Authenticity and sincerity do seem essential when healing from what we've thought; when the mind begins to question its own conditioning, its own conclusions. And perhaps music, when it is not trying to achieve or impress, can touch something far more direct than interpretation.

But I wonder about the phrase "projecting our own meaning into music". If the music expresses something truly beyond thought - beyond belief or interpretation - then is meaning something to be projected at all? Or can the listener just listen, without the need to extract, explain, or apply?

That leads to another question around creativity. When we speak of improvisation, ritual, or even scientific composition methods, are these not still forms of process? And is process, even when novel, still the known? We often speak of spontaneity as the mark of creativity, but if it follows a pattern, a memory, a learned response, is it still truly creative? Or is it an echo of something already absorbed and rehearsed?
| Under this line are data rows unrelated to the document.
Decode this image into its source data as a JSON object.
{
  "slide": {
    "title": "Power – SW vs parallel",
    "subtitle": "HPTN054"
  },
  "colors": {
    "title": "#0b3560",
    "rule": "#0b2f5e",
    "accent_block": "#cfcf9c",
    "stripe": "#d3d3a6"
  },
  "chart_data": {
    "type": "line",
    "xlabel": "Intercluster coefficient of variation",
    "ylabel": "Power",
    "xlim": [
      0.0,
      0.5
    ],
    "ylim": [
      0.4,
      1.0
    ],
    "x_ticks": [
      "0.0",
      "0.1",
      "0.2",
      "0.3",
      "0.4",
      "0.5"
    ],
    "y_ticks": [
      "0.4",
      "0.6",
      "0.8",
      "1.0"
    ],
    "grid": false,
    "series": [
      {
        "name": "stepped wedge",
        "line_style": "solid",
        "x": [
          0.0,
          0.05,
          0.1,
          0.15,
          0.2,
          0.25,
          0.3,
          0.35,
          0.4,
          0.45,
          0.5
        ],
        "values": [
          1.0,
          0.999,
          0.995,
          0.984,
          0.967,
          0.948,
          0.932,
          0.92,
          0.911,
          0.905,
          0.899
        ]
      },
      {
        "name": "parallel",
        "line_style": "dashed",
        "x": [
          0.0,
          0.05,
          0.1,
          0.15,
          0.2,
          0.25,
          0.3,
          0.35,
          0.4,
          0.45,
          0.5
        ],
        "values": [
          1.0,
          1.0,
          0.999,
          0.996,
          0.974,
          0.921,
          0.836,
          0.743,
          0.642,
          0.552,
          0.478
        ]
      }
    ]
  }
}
In that sense, maybe we must be careful not to name the structure of the work as the source of its creativity. Whether ritual or random, a method may still conform to what has already been. And if we are truly exploring authenticity, perhaps we must ask whether that quality can be summoned at all. Or only allowed when the self steps aside.

The same could be asked about psychedelic therapy. Is it an encounter with something that ends thought, or does it operate within the field of thinking, belief, and identity? If experience becomes the focus, does that not reinforce a reality that still moves within imagination and memory, even if it feels novel?

Many traditions speak of the "unconscious" as the source of creativity. But do we really know what that word means? Is it a fact, or a placeholder for what we haven't yet looked at directly? When art is described as paradox, do we illuminate something, or return to metaphor and mystery, when perhaps clarity is available?

And one last thing. If listening becomes participatory, is it still listening? The moment identity enters, is there not already a subtle interpretation at work? Can thought listen? Or must it fall completely quiet for there to be any real contact?

All this to say: I fully resonate with your sense that music carries something primal, immediate, beyond language and symbol. And that this may be essential. But perhaps what allows us to hear that movement is not adding process or projection, but quieting the whole machinery of becoming.

In that space, something real might be heard.